Saturday, September 24, 2011

The courage of your convictions

I consider that I am pretty honest with my posts.  That I do it for me and that others want to read is some what of a compliment. 

It has taken me years to feel comfortable in my own skin, and even now with me probably at my largest ever I still feel happy with the 'real' me, not the person you look at but the person inside.   I have been shy for a good part of my life and now use humour in my repertoire to fit in, be at ease and get someone else to smile.

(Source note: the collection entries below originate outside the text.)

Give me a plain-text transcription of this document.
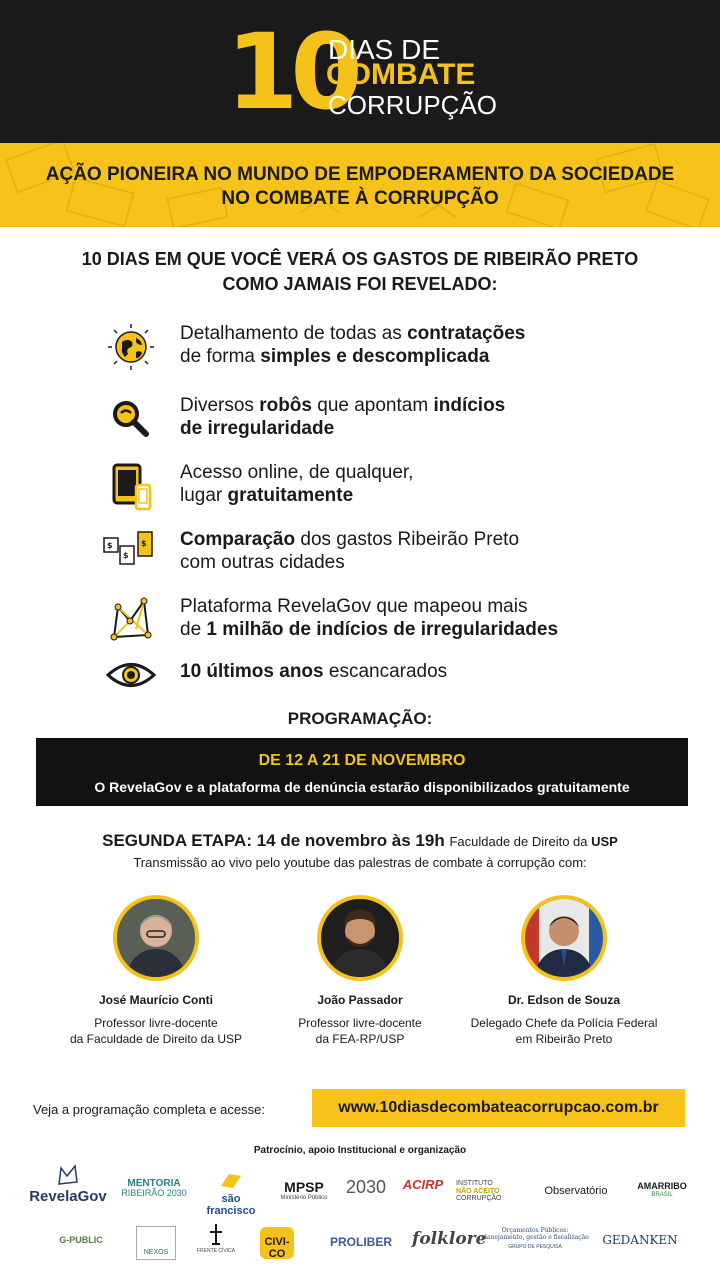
10
DIAS DE
COMBATE
CORRUPÇÃO
AÇÃO PIONEIRA NO MUNDO DE EMPODERAMENTO DA SOCIEDADE
NO COMBATE À CORRUPÇÃO
10 DIAS EM QUE VOCÊ VERÁ OS GASTOS DE RIBEIRÃO PRETO
COMO JAMAIS FOI REVELADO:
Detalhamento de todas as contratações
de forma simples e descomplicada
Diversos robôs que apontam indícios
de irregularidade
Acesso online, de qualquer,
lugar gratuitamente
$
$
$ Comparação dos gastos Ribeirão Preto
com outras cidades
Plataforma RevelaGov que mapeou mais
de 1 milhão de indícios de irregularidades
10 últimos anos escancarados
PROGRAMAÇÃO:
DE 12 A 21 DE NOVEMBRO
O RevelaGov e a plataforma de denúncia estarão disponibilizados gratuitamente
SEGUNDA ETAPA: 14 de novembro às 19h Faculdade de Direito da USP
Transmissão ao vivo pelo youtube das palestras de combate à corrupção com:
José Maurício Conti
Professor livre-docente
da Faculdade de Direito da USP
João Passador
Professor livre-docente
da FEA-RP/USP
Dr. Edson de Souza
Delegado Chefe da Polícia Federal
em Ribeirão Preto
Veja a programação completa e acesse:	www.10diasdecombateacorrupcao.com.br
Patrocínio, apoio Institucional e organização
RevelaGov
MENTORIA
RIBEIRÃO 2030	são francisco
MPSP
Ministério Público
2030	ACIRP	INSTITUTO
NÃO ACEITO
CORRUPÇÃO
Observatório	AMARRIBO
BRASIL
G-PUBLIC
NEXOS	FRENTE CÍVICA
CIVI-CO
PROLIBER	folklore	Orçamentos Públicos: planejamento, gestão e fiscalização
GRUPO DE PESQUISA
GEDANKEN
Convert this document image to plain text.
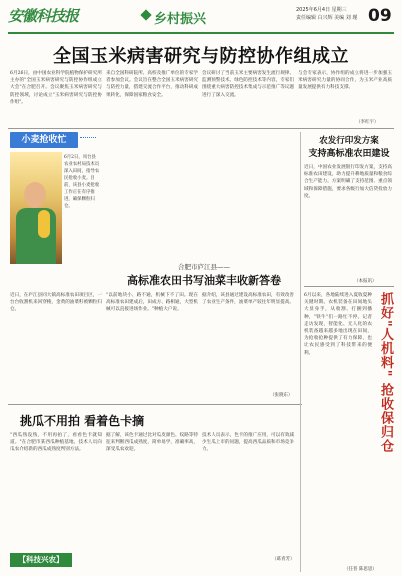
安徽科技报	乡村振兴
2025年6月4日 星期三
责任编辑 白兴辉 美编 刘 瑾 09
全国玉米病害研究与防控协作组成立

6月26日，由中国农业科学院植物保护研究所主办的"全国玉米病害研究与防控协作组成立大会"在合肥召开。会议聚焦玉米病害研究与防控领域，讨论成立"玉米病害研究与防控协作组"。

来自全国科研院所、高校及推广单位的专家学者参加会议。会议旨在整合全国玉米病害研究与防控力量，搭建交流合作平台，推动科研成果转化，保障国家粮食安全。

会议研讨了当前玉米主要病害发生流行规律、监测预警技术、绿色防控技术等内容，专家们围绕重大病害防控技术集成与示范推广等议题进行了深入交流。

与会专家表示，协作组的成立将进一步加强玉米病害研究力量的协同合作，为玉米产业高质量发展提供有力科技支撑。

（李红宇）
小麦抢收忙

6月2日，凤台县农业农村局技术员深入田间，指导农民抢收小麦。目前，该县小麦抢收工作正在有序推进，确保颗粒归仓。

合肥市庐江县——
高标准农田书写油菜丰收新答卷

近日，在庐江县同大镇高标准农田项目区，一台台收割机来回穿梭，金黄的油菜籽被颗粒归仓。

"以前地块小、路不通，机械下不了田。现在高标准农田建成后，田成方、路相通，大型机械可以直接进场作业。"种植大户说。

据介绍，该县通过建设高标准农田，有效改善了农业生产条件，油菜单产较往年明显提高。

（张晓东）
挑瓜不用拍 看着色卡摘

"西瓜熟没熟，不用再拍了，看看色卡就知道。"在合肥市某西瓜种植基地，技术人员向瓜农介绍新的西瓜成熟度判别方法。

据了解，该色卡通过比对瓜皮颜色、纹路等特征来判断西瓜成熟度，简单易学，准确率高，深受瓜农欢迎。

技术人员表示，色卡的推广应用，可以有效减少生瓜上市的问题，提高西瓜品质和市场竞争力。

【科技兴农】	（葛青芳）
农发行印发方案
支持高标准农田建设

近日，中国农业发展银行印发方案，支持高标准农田建设，助力提升耕地质量和粮食综合生产能力。方案明确了支持范围、重点领域和保障措施，要求各级行加大信贷投放力度。

（本报讯）

6月以来，各地陆续进入夏收夏种关键时期。农机装备在田间地头大显身手，从收割、打捆到播种，"铁牛"们一路忙不停。记者走访发现，智能化、无人化的农机装备越来越多地出现在田间，为抢收抢种提供了有力保障，也让农民感受到了科技带来的便利。	抓好"人机料" 抢收保归仓
（任普 陈思思）
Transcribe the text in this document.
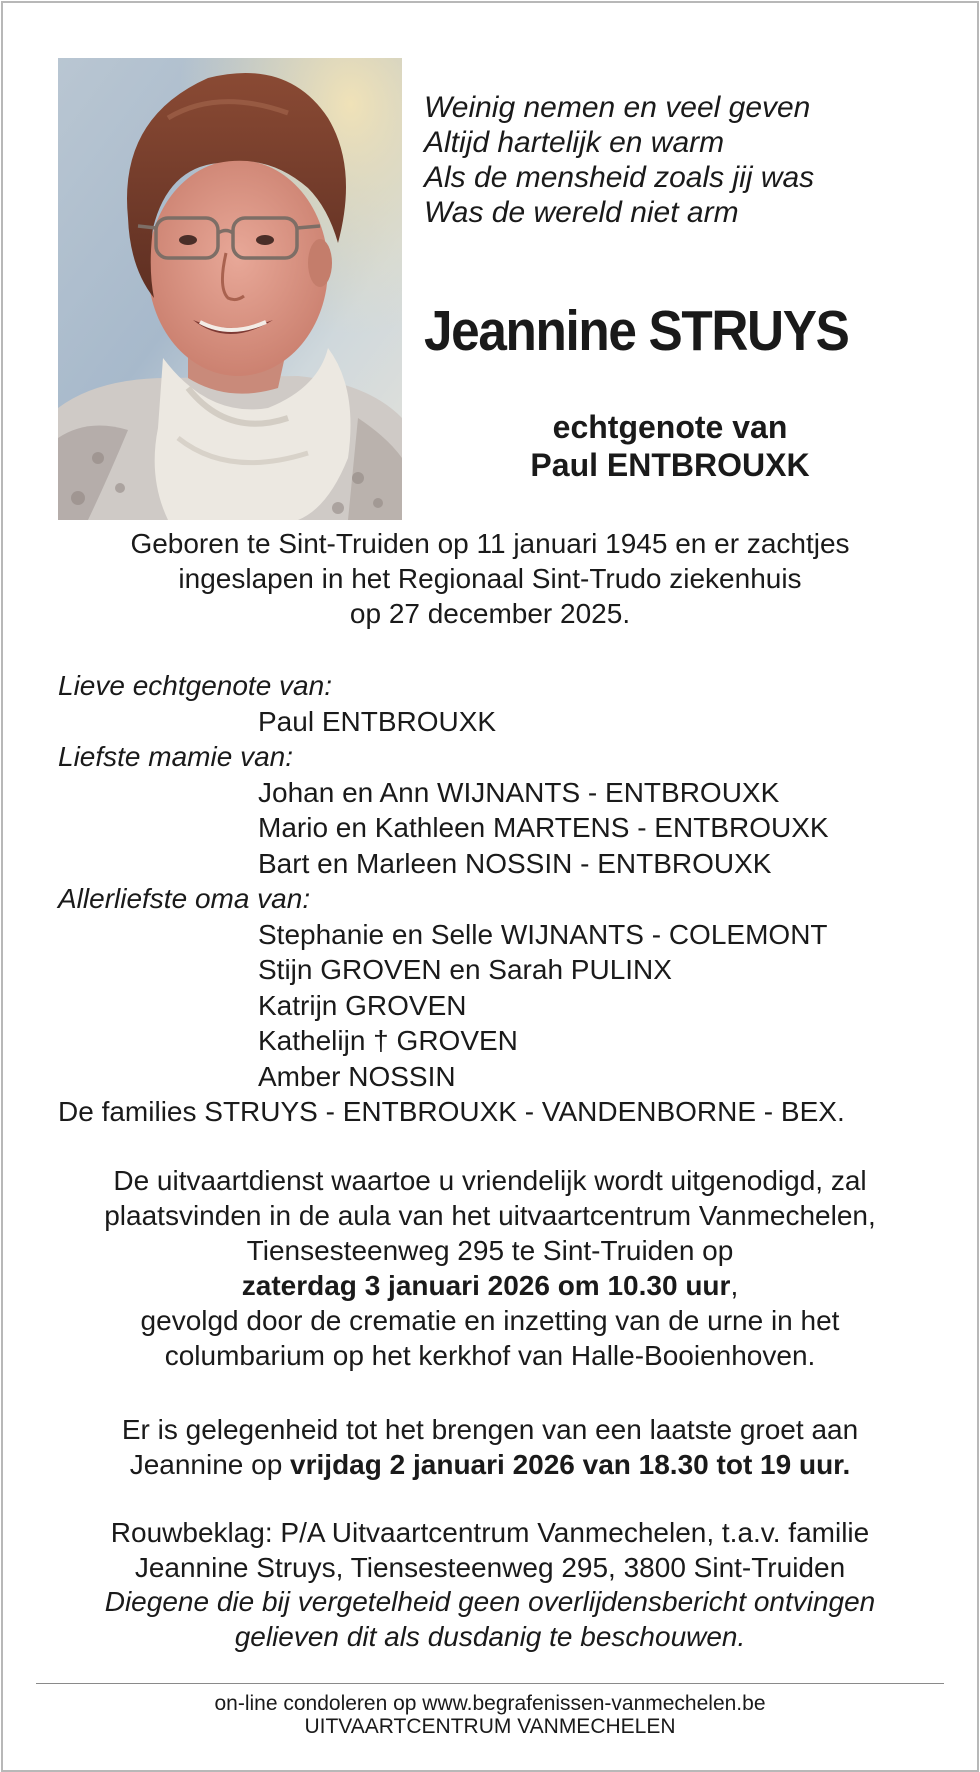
Weinig nemen en veel geven
Altijd hartelijk en warm
Als de mensheid zoals jij was
Was de wereld niet arm
Jeannine STRUYS
echtgenote van
Paul ENTBROUXK
Geboren te Sint-Truiden op 11 januari 1945 en er zachtjes
ingeslapen in het Regionaal Sint-Trudo ziekenhuis
op 27 december 2025.
Lieve echtgenote van:
Paul ENTBROUXK
Liefste mamie van:
Johan en Ann WIJNANTS - ENTBROUXK
Mario en Kathleen MARTENS - ENTBROUXK
Bart en Marleen NOSSIN - ENTBROUXK
Allerliefste oma van:
Stephanie en Selle WIJNANTS - COLEMONT
Stijn GROVEN en Sarah PULINX
Katrijn GROVEN
Kathelijn † GROVEN
Amber NOSSIN
De families STRUYS - ENTBROUXK - VANDENBORNE - BEX.
De uitvaartdienst waartoe u vriendelijk wordt uitgenodigd, zal
plaatsvinden in de aula van het uitvaartcentrum Vanmechelen,
Tiensesteenweg 295 te Sint-Truiden op
zaterdag 3 januari 2026 om 10.30 uur,
gevolgd door de crematie en inzetting van de urne in het
columbarium op het kerkhof van Halle-Booienhoven.
Er is gelegenheid tot het brengen van een laatste groet aan
Jeannine op vrijdag 2 januari 2026 van 18.30 tot 19 uur.
Rouwbeklag: P/A Uitvaartcentrum Vanmechelen, t.a.v. familie
Jeannine Struys, Tiensesteenweg 295, 3800 Sint-Truiden
Diegene die bij vergetelheid geen overlijdensbericht ontvingen
gelieven dit als dusdanig te beschouwen.
on-line condoleren op www.begrafenissen-vanmechelen.be
UITVAARTCENTRUM VANMECHELEN
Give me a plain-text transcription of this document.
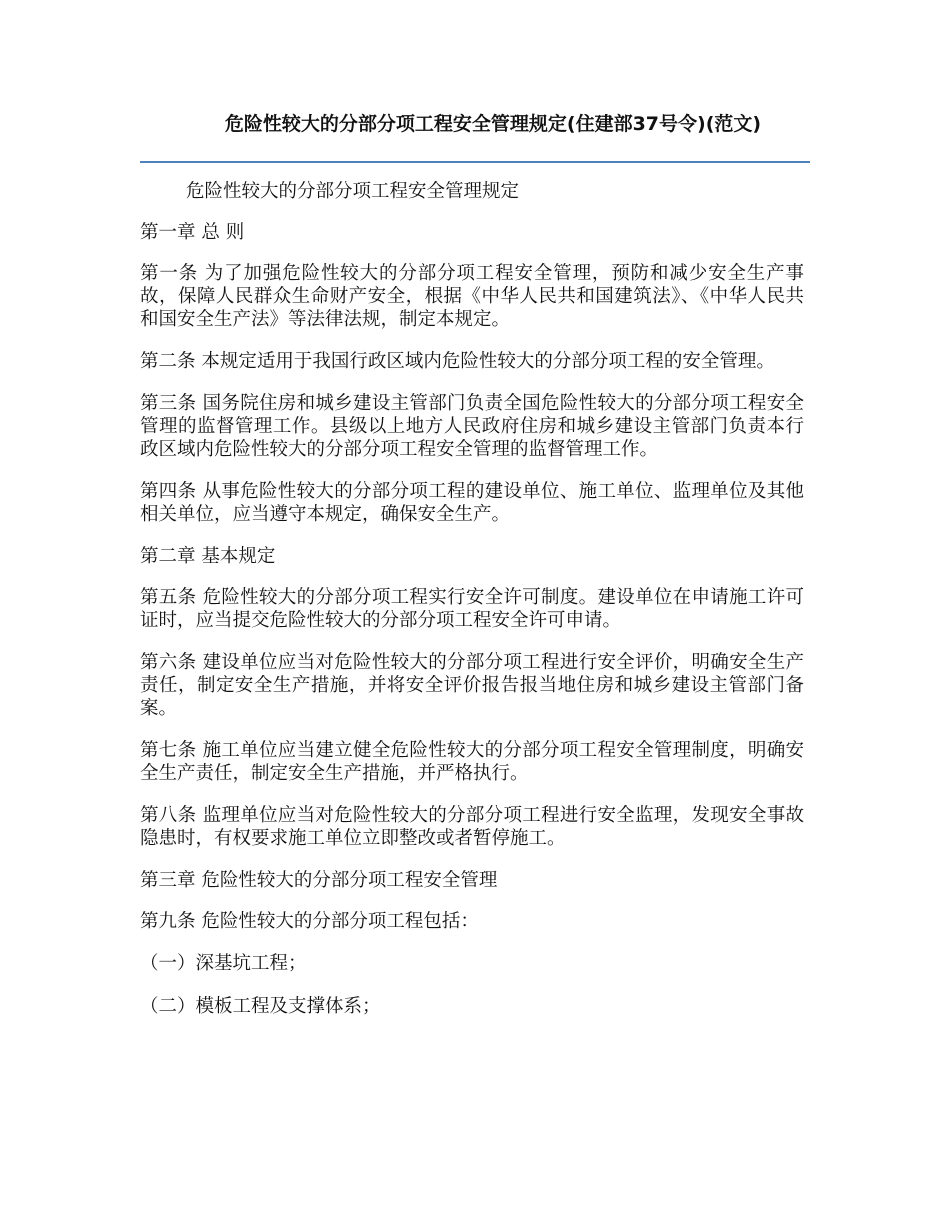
危险性较大的分部分项工程安全管理规定(住建部37号令)(范文)

危险性较大的分部分项工程安全管理规定

第一章 总 则

第一条 为了加强危险性较大的分部分项工程安全管理，预防和减少安全生产事故，保障人民群众生命财产安全，根据《中华人民共和国建筑法》、《中华人民共和国安全生产法》等法律法规，制定本规定。

第二条 本规定适用于我国行政区域内危险性较大的分部分项工程的安全管理。

第三条 国务院住房和城乡建设主管部门负责全国危险性较大的分部分项工程安全管理的监督管理工作。县级以上地方人民政府住房和城乡建设主管部门负责本行政区域内危险性较大的分部分项工程安全管理的监督管理工作。

第四条 从事危险性较大的分部分项工程的建设单位、施工单位、监理单位及其他相关单位，应当遵守本规定，确保安全生产。

第二章 基本规定

第五条 危险性较大的分部分项工程实行安全许可制度。建设单位在申请施工许可证时，应当提交危险性较大的分部分项工程安全许可申请。

第六条 建设单位应当对危险性较大的分部分项工程进行安全评价，明确安全生产责任，制定安全生产措施，并将安全评价报告报当地住房和城乡建设主管部门备案。

第七条 施工单位应当建立健全危险性较大的分部分项工程安全管理制度，明确安全生产责任，制定安全生产措施，并严格执行。

第八条 监理单位应当对危险性较大的分部分项工程进行安全监理，发现安全事故隐患时，有权要求施工单位立即整改或者暂停施工。

第三章 危险性较大的分部分项工程安全管理

第九条 危险性较大的分部分项工程包括：

（一）深基坑工程；

（二）模板工程及支撑体系；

All in all I am pretty happy with myself.

But watching someone very special lately I realise I have never had the courage of my convictions in quite the same way.

This amazing person is able to laugh, loudly and truly not care who's looking.  Can wear whatever she wants with confidence and proudly, just because she can.  She dances, without any care, will cry and feel better for it, knowing it may not do her any good at all.  She marches to her own tune, enthralling anyone lucky enough to watch.  Her laughter is contagious.  Her smile infectious.  And her heart is big.  She doesn't mind correcting anyone - regardless of position, age or knowledge base.  And does so with a smile and confidence that I don't believe you can learn, you just born with it.

She knows her own mind. That statement alone is a weighty one. 

This person is my daughter.  My beautiful Miss 3 & 3/4. 

I pray that she never changes.  That life will only encourage her personality, make her stronger (not necessarily more willful!) and that she learns that she has an amazing gift to be herself - and that "herself" needs no changing.



Love you lots my baby girl. xx

1 comment:

  1. Awww. Your daughter is adorable.